Well, strictly speaking there is already a "current register state"
since tracefile_fetch_registers just initialized all registers to
the "unavailable" state. At this point they could be fetched (and
would read all zeros).
So in principle you could just use regcache_write_pc at this point.
The reason this doesn't work is a different one: that routine would
attempt to *update target state*, i.e. it would call to the target's
to_store_registers method. However, the tracefile target only
provides a to_fetch_registers method, and no to_store_registers,
and the default target to_store_registers method just errors out.
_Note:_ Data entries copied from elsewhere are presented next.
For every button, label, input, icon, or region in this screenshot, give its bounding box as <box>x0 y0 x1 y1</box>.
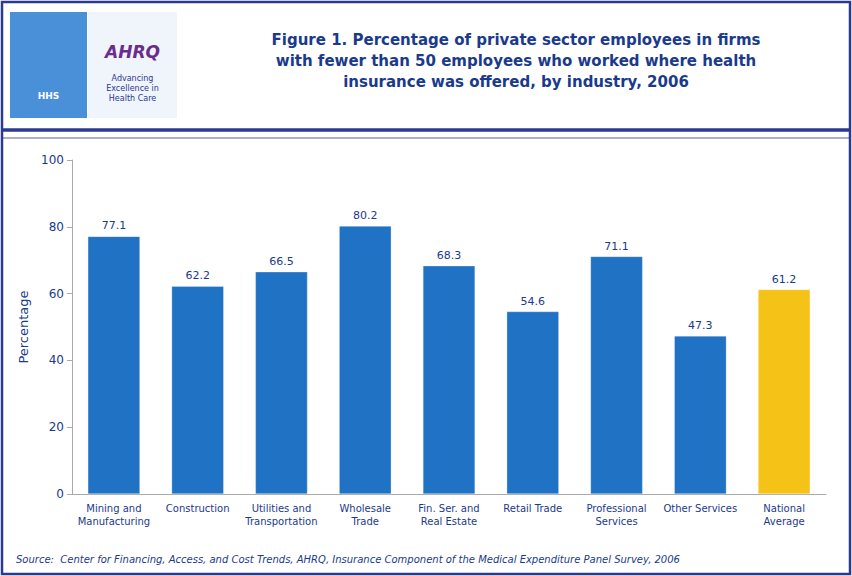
svg-text:Other Services: Other Services <box>663 503 737 514</box>
svg-text:National: National <box>763 503 805 514</box>
svg-text:Manufacturing: Manufacturing <box>78 516 150 527</box>
svg-text:AHRQ: AHRQ <box>103 42 160 62</box>
svg-text:Transportation: Transportation <box>244 516 317 527</box>
svg-text:HHS: HHS <box>38 91 60 101</box>
svg-text:Average: Average <box>764 516 805 527</box>
svg-text:80.2: 80.2 <box>353 209 378 222</box>
svg-text:Percentage: Percentage <box>16 290 31 363</box>
svg-text:77.1: 77.1 <box>102 219 127 232</box>
svg-text:0: 0 <box>56 487 64 501</box>
svg-text:Retail Trade: Retail Trade <box>503 503 562 514</box>
svg-text:Wholesale: Wholesale <box>339 503 391 514</box>
svg-text:Construction: Construction <box>166 503 230 514</box>
svg-text:with fewer than 50 employees w: with fewer than 50 employees who worked … <box>276 52 756 70</box>
svg-text:Trade: Trade <box>351 516 379 527</box>
svg-text:Fin. Ser. and: Fin. Ser. and <box>418 503 479 514</box>
svg-text:Advancing: Advancing <box>112 74 154 83</box>
svg-text:Real Estate: Real Estate <box>421 516 477 527</box>
svg-text:62.2: 62.2 <box>185 269 210 282</box>
svg-text:100: 100 <box>41 153 64 167</box>
svg-text:Figure 1. Percentage of privat: Figure 1. Percentage of private sector e… <box>272 31 761 49</box>
svg-text:Health Care: Health Care <box>109 94 156 103</box>
svg-text:61.2: 61.2 <box>772 273 797 286</box>
svg-text:66.5: 66.5 <box>269 255 294 268</box>
svg-text:Mining and: Mining and <box>86 503 141 514</box>
svg-text:71.1: 71.1 <box>604 240 629 253</box>
svg-text:Utilities and: Utilities and <box>252 503 312 514</box>
svg-text:Professional: Professional <box>587 503 647 514</box>
svg-text:20: 20 <box>49 420 64 434</box>
svg-text:insurance was offered, by indu: insurance was offered, by industry, 2006 <box>343 73 689 91</box>
svg-text:68.3: 68.3 <box>437 249 462 262</box>
svg-text:54.6: 54.6 <box>521 295 546 308</box>
svg-text:47.3: 47.3 <box>688 319 713 332</box>
svg-text:Services: Services <box>595 516 637 527</box>
svg-text:60: 60 <box>49 287 64 301</box>
svg-text:80: 80 <box>49 220 64 234</box>
svg-text:Source: Center for Financing,: Source: Center for Financing, Access, an… <box>16 554 680 565</box>
svg-text:40: 40 <box>49 353 64 367</box>
svg-text:Excellence in: Excellence in <box>106 84 159 93</box>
You *could* add a to_store_registers tracefile target method that
would simply ignore writes (in effect, making the tracefile regcache
modifyable without any underlying "real" target); then you could
just use regcache_write_pc.
However, this would not address the fact that there are potentially
target-specific settings beyond a pure PC value that must be
present in order to make a "synthetic" regcache at least minimally
consistent. This includes e.g. the address mode bit on 31-bit.
Note that a default value of 0 isn't really valid for the PSWM
register either, even though probably nobody checks. But there
are a number of bits that have to be set to make it a valid
user-space PSW (e.g. interrupts and address translation must be
enabled etc.). If you'd ever try to load the PSW back to the
hardware via ptrace, a 0 PSWM would get rejected.
Perhaps a better generalization would be to instead make a hook that's
supposed to provide a whole regcache based on the tracepoint location,
not just PC? I can imagine a few uses for that:
- on machines like ARM where you have several instruction encodings,
you could also supply whatever registers determine the encoding
(arm vs thumb) based on the location.
- if you can determine from the debug information that the function
keeps GOT pointer / literal pool pointer / whatever in some register
at the tracepoint location, you can also guess the contents of these
(although that's probably not all that useful, and can be a lie
if something is horribly buggy).
Given the above, I therefore agree that this is really probably
the preferable level of abstraction here. You want a gdbarch hook
to synthesize a minimally-valid regcache given only information
statically known about the tracepoint. Whether this hook gets
just the PC or a full tracepoint structure is probably not so
important right now; this could still be modified if necessary.
I'd also suggest that this hook doesn't get a predicate, but a
default implementation, which does the current handling of just
setting a real PC register. If overridden by a gdbarch, the
platform can do anything that's necessary there instead.